Il paiera de sa tête : Israël hausse le ton contre Naïm Qassem et le Hezbollah
Le ministre israélien de la Défense, Israel Katz, a proféré une menace directe à l’encontre du secrétaire général du Hezbollah, Naïm Qassem, parallèlement à des démarches diplomatiques visant à relancer le processus de négociation entre le Liban et Israël à Washington.
S’exprimant lors d’une cérémonie de lecture des noms des soldats israéliens tués dans les guerres d’Israël, propos relayés par la chaîne israélienne Channel 12, Katz a déclaré qu’« Israël continue de lutter pour son existence et son avenir », estimant que son indépendance « n’a pas été accordée sans contrepartie ».
Abordant la confrontation au Liban, Katz a durci le ton en adressant une menace directe, affirmant que le secrétaire général du Hezbollah « paiera un prix pouvant aller jusqu’à la perte de sa tête », dans ce qui constitue une escalade sans précédent du discours à l’égard de la direction du mouvement.
Katz a également confirmé qu’« Israël entend désarmer le Hezbollah au Liban par des moyens militaires et diplomatiques ».
Il a ajouté : « L’objectif stratégique de la campagne au Liban est le désarmement du Hezbollah (…) par une combinaison de mesures militaires et diplomatiques ».
Négociations à Washington
Ces déclarations interviennent alors qu’Israël et le Liban se préparent à tenir un deuxième cycle de pourparlers à Washington, selon des sources israéliennes, marquant le premier contact entre les deux parties depuis l’entrée en vigueur d’un cessez-le-feu temporaire.
Une source israélienne a indiqué que des représentants des deux parties participeraient aux discussions, la partie israélienne étant représentée par son ambassadeur aux États-Unis.
De leur côté, des sources libanaises ont évoqué des efforts américains visant à prolonger le cessez-le-feu au Liban, afin de donner aux négociations une chance de progresser.
Tension persistante sur le terrain
Sur le terrain, l’armée israélienne a annoncé lundi qu’un véhicule blindé avait subi des dommages, probablement causés par un engin explosif dans le sud du Liban, sans faire de blessés, signe de la fragilité persistante de la situation sécuritaire.
Israël maintient toujours une présence militaire dans le sud du Liban le long de ce qui est appelé la « ligne jaune », une zone opérationnelle s’étendant à travers des villages frontaliers proches de la « ligne bleue ».
Position libanaise
De son côté, le président libanais Joseph Aoun a défini les objectifs de son pays dans ces négociations, affirmant qu’ils consistent à mettre fin aux hostilités et à obtenir le retrait de la présence militaire israélienne dans certaines zones du sud.
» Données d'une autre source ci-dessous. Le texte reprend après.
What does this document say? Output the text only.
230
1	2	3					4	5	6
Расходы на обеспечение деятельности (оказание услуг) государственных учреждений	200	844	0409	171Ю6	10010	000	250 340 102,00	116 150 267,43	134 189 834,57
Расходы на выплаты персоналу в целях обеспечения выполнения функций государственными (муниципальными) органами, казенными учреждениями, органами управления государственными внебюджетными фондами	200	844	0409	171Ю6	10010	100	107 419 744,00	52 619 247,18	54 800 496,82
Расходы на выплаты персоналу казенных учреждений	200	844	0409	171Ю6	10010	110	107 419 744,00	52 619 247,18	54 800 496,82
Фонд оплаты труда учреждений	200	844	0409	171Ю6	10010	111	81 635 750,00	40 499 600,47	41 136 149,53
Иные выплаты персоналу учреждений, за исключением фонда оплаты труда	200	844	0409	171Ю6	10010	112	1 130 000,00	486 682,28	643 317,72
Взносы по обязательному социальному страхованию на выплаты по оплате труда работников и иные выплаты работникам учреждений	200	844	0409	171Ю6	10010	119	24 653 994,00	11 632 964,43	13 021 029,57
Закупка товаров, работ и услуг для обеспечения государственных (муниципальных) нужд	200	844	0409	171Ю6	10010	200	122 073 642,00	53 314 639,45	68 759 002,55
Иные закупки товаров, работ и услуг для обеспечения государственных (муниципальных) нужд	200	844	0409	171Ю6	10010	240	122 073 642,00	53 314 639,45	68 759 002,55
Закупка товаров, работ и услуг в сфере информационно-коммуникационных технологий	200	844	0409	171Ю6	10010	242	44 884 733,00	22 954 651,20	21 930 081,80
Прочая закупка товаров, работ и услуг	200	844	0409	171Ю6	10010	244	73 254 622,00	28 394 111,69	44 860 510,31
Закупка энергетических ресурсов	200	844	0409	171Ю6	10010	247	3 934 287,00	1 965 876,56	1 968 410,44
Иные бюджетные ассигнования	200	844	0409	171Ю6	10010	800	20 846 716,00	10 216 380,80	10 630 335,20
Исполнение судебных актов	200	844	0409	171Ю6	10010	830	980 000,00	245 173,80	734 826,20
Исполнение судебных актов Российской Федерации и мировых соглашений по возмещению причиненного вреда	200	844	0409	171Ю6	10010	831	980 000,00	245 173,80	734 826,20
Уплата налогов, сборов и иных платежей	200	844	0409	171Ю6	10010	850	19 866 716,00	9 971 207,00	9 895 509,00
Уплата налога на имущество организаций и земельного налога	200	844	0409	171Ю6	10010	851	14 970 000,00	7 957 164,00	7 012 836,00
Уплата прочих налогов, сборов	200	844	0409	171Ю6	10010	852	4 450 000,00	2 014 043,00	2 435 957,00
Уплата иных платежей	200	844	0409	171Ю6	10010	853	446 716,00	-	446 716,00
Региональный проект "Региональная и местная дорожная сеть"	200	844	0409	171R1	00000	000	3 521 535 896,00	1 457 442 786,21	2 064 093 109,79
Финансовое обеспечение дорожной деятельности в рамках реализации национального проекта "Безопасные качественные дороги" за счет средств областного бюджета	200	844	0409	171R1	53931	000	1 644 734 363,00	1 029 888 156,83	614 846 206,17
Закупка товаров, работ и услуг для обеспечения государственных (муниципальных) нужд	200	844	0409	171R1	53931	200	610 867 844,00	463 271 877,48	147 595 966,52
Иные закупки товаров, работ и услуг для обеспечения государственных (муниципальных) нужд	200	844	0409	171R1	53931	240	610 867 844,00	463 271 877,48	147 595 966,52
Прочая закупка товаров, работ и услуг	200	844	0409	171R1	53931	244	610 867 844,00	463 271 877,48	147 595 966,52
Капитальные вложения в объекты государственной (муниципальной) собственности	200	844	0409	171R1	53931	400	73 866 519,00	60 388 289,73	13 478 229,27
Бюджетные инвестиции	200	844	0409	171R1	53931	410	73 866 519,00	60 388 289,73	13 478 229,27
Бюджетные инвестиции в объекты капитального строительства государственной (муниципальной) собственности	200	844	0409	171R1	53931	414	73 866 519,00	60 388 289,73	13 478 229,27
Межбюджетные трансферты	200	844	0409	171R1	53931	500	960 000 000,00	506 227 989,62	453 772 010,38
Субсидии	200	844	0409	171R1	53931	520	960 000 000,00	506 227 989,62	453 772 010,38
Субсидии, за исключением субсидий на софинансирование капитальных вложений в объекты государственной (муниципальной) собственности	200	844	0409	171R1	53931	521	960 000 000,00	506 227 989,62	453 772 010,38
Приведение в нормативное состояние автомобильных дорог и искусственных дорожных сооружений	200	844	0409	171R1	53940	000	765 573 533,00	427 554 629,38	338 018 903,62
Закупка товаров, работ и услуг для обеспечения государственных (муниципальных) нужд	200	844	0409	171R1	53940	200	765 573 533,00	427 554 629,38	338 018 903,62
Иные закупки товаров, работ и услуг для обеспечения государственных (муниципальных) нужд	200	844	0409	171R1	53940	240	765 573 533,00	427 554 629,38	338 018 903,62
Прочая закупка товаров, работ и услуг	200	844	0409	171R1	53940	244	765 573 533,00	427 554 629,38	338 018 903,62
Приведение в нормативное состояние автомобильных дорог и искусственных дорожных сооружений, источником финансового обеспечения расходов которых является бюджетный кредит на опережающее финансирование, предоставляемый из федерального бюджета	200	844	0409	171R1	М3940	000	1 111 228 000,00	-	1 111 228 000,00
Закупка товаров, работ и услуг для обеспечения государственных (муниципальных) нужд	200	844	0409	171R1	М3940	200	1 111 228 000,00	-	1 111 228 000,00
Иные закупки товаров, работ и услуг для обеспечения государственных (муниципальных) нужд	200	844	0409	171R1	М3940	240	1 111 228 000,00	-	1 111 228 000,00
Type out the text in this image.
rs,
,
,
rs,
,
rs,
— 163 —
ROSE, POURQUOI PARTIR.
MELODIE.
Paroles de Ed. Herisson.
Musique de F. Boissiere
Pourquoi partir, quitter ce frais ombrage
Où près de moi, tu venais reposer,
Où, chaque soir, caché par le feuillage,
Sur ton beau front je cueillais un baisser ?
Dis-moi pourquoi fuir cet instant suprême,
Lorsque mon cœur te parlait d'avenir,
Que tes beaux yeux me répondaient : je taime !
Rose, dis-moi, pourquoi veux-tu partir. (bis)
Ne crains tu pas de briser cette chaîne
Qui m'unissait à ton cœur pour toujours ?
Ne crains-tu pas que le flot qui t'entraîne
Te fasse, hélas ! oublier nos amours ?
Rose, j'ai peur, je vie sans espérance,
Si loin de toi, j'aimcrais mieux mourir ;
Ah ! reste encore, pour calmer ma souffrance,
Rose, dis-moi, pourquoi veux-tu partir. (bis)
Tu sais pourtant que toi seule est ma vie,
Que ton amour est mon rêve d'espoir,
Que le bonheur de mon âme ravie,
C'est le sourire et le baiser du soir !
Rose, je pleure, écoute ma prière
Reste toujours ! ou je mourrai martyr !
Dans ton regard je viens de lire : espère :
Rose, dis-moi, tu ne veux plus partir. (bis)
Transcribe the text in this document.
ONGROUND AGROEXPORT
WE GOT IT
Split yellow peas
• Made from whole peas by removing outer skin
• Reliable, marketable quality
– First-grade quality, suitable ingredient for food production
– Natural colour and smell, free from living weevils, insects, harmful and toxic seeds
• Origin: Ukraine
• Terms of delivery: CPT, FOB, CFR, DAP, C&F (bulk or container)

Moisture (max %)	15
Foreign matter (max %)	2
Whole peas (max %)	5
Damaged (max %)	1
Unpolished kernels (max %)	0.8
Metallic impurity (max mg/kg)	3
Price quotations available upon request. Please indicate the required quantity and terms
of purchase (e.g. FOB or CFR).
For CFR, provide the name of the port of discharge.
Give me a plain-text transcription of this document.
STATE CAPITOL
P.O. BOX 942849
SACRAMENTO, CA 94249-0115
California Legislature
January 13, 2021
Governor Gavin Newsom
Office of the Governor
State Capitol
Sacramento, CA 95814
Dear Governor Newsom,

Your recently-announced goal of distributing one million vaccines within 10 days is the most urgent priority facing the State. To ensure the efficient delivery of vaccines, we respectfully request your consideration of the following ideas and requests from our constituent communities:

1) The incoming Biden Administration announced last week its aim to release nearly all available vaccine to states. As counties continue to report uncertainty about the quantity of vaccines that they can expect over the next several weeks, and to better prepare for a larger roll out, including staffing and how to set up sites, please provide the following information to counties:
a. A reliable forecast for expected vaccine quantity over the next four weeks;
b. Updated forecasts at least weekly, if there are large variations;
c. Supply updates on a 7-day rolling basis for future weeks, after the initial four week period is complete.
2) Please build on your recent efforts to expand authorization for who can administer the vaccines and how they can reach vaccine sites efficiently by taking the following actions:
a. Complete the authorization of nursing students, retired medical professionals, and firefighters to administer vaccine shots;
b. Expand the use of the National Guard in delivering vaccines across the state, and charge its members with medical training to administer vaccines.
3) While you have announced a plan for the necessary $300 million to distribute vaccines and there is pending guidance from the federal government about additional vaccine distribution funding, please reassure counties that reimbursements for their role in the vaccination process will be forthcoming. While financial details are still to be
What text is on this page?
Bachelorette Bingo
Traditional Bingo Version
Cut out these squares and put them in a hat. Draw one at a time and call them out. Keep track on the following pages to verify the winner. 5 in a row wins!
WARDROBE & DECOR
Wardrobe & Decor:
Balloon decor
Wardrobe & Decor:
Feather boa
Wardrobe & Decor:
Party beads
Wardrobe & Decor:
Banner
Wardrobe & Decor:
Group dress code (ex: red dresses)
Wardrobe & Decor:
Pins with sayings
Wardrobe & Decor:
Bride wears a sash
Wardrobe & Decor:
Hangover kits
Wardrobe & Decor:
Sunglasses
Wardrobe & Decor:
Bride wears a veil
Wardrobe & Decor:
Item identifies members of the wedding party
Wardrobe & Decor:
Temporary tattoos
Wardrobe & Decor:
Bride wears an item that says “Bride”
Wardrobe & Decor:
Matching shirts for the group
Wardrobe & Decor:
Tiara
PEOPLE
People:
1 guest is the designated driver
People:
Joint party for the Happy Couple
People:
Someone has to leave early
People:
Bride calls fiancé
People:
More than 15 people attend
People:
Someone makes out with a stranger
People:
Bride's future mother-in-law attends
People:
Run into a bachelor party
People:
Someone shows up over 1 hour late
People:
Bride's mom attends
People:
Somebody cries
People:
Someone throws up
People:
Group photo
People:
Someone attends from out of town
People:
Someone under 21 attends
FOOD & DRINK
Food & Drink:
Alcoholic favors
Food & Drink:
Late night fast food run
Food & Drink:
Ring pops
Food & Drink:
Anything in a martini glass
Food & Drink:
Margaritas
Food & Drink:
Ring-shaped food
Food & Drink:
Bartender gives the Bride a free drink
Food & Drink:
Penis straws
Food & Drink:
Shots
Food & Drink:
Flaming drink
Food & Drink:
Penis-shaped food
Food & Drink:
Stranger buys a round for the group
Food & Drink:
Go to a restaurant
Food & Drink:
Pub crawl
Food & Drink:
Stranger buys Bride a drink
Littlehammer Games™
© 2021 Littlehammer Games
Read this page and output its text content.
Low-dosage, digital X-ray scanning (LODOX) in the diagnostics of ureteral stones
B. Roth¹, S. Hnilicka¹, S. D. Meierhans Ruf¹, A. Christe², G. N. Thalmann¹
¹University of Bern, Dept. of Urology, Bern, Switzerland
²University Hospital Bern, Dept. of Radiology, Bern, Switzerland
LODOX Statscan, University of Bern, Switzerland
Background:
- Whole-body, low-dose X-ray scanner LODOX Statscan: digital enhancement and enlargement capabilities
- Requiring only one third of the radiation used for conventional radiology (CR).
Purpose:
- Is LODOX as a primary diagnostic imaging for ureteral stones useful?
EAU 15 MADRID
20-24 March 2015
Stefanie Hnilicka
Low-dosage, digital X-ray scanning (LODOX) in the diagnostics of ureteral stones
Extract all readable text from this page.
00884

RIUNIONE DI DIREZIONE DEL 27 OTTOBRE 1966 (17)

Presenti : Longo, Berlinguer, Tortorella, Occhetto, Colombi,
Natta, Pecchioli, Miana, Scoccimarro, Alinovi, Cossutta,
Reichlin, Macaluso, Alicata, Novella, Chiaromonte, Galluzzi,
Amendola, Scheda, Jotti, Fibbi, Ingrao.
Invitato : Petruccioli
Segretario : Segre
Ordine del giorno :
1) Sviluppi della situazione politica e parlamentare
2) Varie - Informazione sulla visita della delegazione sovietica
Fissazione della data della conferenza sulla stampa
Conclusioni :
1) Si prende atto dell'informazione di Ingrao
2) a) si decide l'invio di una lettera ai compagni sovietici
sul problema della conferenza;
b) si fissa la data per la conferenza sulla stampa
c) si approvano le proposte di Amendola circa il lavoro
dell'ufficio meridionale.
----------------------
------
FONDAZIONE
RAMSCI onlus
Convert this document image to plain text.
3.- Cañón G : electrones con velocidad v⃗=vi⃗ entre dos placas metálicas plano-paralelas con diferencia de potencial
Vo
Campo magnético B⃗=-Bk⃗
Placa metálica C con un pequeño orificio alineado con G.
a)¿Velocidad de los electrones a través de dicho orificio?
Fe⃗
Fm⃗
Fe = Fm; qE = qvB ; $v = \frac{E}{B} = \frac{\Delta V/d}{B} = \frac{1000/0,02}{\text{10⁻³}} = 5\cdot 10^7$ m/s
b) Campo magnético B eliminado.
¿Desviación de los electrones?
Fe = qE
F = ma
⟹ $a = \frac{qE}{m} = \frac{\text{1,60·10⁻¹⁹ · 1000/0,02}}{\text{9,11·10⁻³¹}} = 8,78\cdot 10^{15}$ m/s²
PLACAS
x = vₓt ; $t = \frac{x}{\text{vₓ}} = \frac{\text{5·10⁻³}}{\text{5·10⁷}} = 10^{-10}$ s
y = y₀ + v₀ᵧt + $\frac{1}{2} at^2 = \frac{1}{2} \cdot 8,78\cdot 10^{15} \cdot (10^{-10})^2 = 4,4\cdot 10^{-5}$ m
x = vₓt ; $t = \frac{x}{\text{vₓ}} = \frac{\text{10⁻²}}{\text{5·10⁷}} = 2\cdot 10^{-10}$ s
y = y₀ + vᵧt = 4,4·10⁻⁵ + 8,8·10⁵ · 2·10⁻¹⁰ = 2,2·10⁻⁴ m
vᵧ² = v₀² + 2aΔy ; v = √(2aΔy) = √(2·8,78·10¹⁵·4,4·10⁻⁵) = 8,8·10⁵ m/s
Il a annoncé la nomination de l’ancien ambassadeur Simon Karam à la tête de la délégation de négociation, soulignant que le Liban mènera cette mission de manière indépendante.
Aoun a précisé que l’option des négociations vise à « sauver le Liban », tout en insistant sur le déploiement de l’armée libanaise jusqu’aux frontières méridionales reconnues internationalement.
Le cessez-le-feu était entré en vigueur à minuit dans la nuit de jeudi à vendredi, après environ un mois et demi d’affrontements ayant causé la mort d’environ 2 300 personnes du côté libanais.
Le dernier conflit entre le Hezbollah et Israël avait éclaté en mars dernier, dans un contexte d’escalade régionale plus large, après le tir de roquettes du mouvement vers Israël.
Washington avait également accueilli la semaine précédente le premier cycle de négociations entre les deux parties, sous l’égide du secrétaire d’État américain Marco Rubio, constituant le premier contact de haut niveau entre le Liban et Israël depuis 1993.